“Contention Everywhere” Sparks Architect’s Departure from Milwaukee Art Museum Expansion

Proposed rendering of Milwaukee Art Museum expansion including a new lakefront entrance. Photo: Courtesy of Milwaukee Art Museum

Prominent Milwaukee architect Jim Shields walked away from a contract to design a new building for the Milwaukee Art Museum—a $15-million project that includes a 17,000-square-foot addition with a new lakefront entrance—because of conflict with museum management as well as its exhibition designer. According to a story in the Journal Sentinel Online, “there was contention everywhere all along the way,” according to museum director Dan Keegan. “You have probably been at some of these process where someone says A and the other one says B,” Keegan told the paper.

Shields left the project in February, but, surprisingly, his firm, HGA Architects and Engineers, is still the architecture firm of record on the project, albeit with a new lead architect, David Lang. Shields reportedly clashed with David Russick, the museum’s exhibition designer, who is described as having “a flamboyant approach” to the expansion. The story quotes an anonymous architect who says Russick “had a lot of ideas and the museum listened to them over Jim’s.”

On a related note, provocative artists Paul McCarthy and Mike Bouchet took on the complex, sometimes contradictory nature of innovative museum architecture with a massive mural installation that wrapped the façade of a Bilbao building and showed Frank Gehry’s Guggenheim Bilbao as an upside-down battleship. Their idea was to protest that museums are often, from their point of view, “inconsiderate” and don’t take into consideration artists or the exhibition of artworks, favoring grand architectural statements.

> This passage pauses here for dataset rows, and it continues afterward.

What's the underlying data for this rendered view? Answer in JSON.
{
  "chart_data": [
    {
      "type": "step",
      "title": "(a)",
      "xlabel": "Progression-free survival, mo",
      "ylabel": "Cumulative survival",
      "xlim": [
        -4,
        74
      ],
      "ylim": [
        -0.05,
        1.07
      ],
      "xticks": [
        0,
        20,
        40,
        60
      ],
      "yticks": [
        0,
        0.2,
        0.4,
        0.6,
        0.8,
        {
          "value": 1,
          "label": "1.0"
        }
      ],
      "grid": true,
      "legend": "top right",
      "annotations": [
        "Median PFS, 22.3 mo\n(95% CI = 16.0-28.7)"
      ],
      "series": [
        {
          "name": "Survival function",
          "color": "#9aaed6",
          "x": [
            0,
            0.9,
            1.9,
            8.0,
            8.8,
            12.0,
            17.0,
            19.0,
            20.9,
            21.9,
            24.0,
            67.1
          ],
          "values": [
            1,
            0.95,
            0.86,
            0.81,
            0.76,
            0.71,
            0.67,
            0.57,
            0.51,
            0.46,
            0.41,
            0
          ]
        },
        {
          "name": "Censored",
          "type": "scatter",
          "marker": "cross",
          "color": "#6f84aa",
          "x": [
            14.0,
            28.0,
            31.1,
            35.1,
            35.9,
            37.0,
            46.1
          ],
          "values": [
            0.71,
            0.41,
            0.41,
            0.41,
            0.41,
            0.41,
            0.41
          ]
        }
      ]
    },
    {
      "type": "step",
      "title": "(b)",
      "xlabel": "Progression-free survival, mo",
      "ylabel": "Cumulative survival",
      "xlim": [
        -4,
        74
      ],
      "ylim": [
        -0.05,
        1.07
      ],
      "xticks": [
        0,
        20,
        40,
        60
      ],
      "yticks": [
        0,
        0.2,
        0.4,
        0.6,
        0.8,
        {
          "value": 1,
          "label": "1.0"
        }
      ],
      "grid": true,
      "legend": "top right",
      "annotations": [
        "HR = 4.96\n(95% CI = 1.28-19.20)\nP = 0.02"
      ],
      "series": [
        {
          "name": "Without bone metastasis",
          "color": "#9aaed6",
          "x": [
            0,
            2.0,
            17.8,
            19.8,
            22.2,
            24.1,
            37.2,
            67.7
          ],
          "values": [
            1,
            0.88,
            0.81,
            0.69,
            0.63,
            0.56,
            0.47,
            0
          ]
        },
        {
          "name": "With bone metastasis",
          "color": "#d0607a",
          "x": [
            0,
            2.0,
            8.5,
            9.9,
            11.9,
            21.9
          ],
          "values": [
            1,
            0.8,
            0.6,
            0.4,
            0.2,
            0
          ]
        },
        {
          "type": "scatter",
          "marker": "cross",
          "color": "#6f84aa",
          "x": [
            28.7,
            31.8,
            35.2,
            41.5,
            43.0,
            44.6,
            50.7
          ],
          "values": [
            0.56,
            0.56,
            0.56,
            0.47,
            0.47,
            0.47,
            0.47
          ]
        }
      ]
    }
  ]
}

The Guggenheim Bilbao deemed the mural “offensive” and a representative there sent an email to Marlborough Chelsea, in New York, which represents Bouchet (McCarthy is represented by Hauser & Wirth), claiming that the image of the Guggenheim Bilbao is a registered trademark under Spanish Law and that the artists are breaking the law by using “without authorization” an image of the Gehry-designed museum. When the artists learned last Friday that there was an order to remove the mural and that the owners of the building, at 31 Calle Via Gran, planned to comply, they organized a team on their own to remove the mural, so as to avoid damage, and had the work shipped back to Germany, where they currently have a joint show at the Portikus art center in Frankfurt.